I have never been more concerned about the rule of law in the United States.
I was born in 1969 — five years after the Civil Rights Act was passed — and I have no memory of the legal system operated in the Jim Crow South, when there was one code of justice for white Americans and a different set of laws for Black Americans. The very idea of justice in the old Confederacy was a sad joke. The white establishment took care of its own.
There was a distinct moment on Monday night when I stopped taking various legal notes on President Trump’s executive orders and realized that we may well be facing a different game entirely — one far more reminiscent of the Old South than any system of American justice I’ve experienced in my lifetime.
We’re still far from those dark days, but we’re walking in that direction. Trump’s mass pardons and commutations of Jan. 6 insurrectionists and his revocation of John Bolton’s security detail have changed the calculus.
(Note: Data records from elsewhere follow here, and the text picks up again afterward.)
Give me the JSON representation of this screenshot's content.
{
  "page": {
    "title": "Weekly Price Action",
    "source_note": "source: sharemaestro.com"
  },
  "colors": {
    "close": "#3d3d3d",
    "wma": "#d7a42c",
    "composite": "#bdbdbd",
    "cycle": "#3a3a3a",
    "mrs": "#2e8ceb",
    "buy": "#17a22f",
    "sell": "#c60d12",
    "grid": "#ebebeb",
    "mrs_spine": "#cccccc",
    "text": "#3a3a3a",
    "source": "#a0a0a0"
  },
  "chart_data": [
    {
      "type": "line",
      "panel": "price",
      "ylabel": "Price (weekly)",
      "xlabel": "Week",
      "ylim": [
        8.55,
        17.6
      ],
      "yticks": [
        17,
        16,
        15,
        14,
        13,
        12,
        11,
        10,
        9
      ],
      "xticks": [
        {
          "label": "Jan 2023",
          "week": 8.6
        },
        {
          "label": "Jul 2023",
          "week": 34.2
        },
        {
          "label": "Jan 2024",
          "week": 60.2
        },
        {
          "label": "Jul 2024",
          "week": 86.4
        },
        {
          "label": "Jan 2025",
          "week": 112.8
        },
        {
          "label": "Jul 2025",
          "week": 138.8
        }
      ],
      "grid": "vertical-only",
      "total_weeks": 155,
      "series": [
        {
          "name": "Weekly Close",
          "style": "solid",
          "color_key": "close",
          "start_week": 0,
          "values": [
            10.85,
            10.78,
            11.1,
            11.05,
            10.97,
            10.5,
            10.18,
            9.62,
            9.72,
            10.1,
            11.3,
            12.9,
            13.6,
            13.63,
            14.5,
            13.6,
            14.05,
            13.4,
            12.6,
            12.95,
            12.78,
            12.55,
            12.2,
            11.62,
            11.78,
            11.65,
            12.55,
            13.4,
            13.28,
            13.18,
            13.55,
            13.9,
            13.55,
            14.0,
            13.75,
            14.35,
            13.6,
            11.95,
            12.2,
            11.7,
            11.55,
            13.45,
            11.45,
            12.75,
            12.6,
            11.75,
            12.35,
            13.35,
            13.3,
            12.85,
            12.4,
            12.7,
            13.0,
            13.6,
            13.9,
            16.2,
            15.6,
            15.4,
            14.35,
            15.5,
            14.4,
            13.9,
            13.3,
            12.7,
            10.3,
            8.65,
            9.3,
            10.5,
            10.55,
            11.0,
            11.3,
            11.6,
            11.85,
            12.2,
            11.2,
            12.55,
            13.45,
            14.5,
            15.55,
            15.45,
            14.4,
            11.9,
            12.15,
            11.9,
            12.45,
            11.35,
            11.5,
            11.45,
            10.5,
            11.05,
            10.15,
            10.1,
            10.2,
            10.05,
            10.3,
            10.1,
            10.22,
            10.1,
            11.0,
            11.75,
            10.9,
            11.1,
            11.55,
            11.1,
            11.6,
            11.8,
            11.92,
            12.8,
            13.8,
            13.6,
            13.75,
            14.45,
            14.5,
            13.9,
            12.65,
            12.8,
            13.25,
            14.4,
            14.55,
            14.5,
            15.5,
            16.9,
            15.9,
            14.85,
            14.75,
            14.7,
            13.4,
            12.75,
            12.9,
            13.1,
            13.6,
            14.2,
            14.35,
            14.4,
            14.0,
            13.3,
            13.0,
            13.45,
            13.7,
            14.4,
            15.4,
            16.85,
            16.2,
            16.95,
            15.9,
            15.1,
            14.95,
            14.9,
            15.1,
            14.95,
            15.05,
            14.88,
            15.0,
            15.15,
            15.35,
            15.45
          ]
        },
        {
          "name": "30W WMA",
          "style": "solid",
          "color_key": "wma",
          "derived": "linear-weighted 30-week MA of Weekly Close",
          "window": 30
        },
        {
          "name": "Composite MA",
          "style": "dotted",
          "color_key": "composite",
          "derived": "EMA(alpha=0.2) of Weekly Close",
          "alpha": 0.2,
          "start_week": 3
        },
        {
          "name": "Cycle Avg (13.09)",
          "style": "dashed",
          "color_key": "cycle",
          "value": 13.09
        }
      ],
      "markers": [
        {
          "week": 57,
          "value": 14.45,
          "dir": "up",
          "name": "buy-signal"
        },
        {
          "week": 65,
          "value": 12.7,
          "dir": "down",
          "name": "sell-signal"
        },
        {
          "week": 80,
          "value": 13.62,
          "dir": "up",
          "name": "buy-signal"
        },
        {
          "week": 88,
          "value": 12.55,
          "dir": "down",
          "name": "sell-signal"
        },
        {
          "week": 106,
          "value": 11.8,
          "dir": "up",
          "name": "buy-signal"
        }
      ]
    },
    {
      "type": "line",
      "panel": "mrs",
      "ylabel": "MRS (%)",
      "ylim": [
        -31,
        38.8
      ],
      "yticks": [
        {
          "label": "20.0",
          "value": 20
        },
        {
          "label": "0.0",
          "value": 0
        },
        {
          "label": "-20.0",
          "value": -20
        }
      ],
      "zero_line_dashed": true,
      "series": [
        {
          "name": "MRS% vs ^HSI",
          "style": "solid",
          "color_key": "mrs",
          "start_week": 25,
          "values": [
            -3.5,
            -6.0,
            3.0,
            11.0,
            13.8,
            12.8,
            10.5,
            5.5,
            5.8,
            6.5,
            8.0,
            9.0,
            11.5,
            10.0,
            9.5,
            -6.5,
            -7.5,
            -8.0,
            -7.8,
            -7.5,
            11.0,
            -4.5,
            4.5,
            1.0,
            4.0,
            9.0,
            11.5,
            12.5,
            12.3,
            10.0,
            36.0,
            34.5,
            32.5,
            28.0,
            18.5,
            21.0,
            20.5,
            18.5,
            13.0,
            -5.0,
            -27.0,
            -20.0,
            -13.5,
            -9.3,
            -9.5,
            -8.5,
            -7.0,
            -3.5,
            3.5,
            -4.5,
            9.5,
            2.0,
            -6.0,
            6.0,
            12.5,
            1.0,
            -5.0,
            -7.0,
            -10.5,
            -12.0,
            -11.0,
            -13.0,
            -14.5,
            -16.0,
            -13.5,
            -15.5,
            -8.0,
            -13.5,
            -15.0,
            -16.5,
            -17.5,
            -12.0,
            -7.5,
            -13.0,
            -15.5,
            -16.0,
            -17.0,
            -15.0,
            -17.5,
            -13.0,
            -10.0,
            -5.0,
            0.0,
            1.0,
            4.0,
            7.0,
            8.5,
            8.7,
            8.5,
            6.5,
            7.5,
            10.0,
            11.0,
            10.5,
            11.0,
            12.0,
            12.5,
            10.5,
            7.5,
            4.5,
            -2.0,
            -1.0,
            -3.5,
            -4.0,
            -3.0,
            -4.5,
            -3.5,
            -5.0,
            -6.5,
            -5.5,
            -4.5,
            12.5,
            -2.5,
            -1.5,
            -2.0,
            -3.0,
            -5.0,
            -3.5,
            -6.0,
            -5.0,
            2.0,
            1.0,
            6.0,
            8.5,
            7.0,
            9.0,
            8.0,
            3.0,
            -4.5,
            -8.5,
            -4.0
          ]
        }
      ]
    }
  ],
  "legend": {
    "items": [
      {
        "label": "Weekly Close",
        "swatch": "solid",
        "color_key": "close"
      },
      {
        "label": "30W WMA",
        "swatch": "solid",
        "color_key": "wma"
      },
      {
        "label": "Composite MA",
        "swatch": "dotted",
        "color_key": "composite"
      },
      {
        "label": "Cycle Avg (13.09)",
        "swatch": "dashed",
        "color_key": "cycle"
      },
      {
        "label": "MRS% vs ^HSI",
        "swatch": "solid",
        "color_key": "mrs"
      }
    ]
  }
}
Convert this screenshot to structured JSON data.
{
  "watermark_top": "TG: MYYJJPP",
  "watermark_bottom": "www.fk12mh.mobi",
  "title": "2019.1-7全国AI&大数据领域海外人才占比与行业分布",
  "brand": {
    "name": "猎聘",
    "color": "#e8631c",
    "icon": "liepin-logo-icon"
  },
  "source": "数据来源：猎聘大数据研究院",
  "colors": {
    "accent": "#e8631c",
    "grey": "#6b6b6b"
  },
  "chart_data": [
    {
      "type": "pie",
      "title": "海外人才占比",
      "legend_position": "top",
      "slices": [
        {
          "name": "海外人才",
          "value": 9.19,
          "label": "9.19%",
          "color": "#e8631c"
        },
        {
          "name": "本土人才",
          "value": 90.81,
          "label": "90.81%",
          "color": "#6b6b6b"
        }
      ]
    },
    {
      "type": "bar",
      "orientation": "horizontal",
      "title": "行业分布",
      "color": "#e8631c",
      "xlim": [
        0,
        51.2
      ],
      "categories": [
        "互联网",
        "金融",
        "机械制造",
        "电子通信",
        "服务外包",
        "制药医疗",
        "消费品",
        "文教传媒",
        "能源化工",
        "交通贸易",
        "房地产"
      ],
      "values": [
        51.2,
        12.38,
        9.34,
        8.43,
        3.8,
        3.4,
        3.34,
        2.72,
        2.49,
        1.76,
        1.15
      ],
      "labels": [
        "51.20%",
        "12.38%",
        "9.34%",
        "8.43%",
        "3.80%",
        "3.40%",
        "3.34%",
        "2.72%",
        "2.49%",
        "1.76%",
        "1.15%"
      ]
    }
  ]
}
Let’s be clear about what Trump did here. Bolton has faced threats from an American enemy, the Islamic Republic of Iran. In fact, he was the target of an assassination plot by a member of the Islamic Revolutionary Guards Corps in 2022. At the same time that he was taking away Bolton’s Secret Service protection, Trump granted absolution to men and women who violently attacked the seat of American government and tried to foment a rebellion against the lawful, constitutional government of the United States.
Trump’s pardon broke with recent presidential precedent in two important ways. First, while numerous presidents have issued embarrassing, abusive and potentially corrupt pardons, Trump pardoned people who committed acts of political violence on his behalf. He pardoned the seditious shock troops of an attempted coup.
Second, he issued the pardons on Day 1. The worst presidential pardons are typically issued when a president is on his way out the door. They’re a last-minute indulgence for family, friends, fund-raisers and political allies, granted when the president’s political career is over.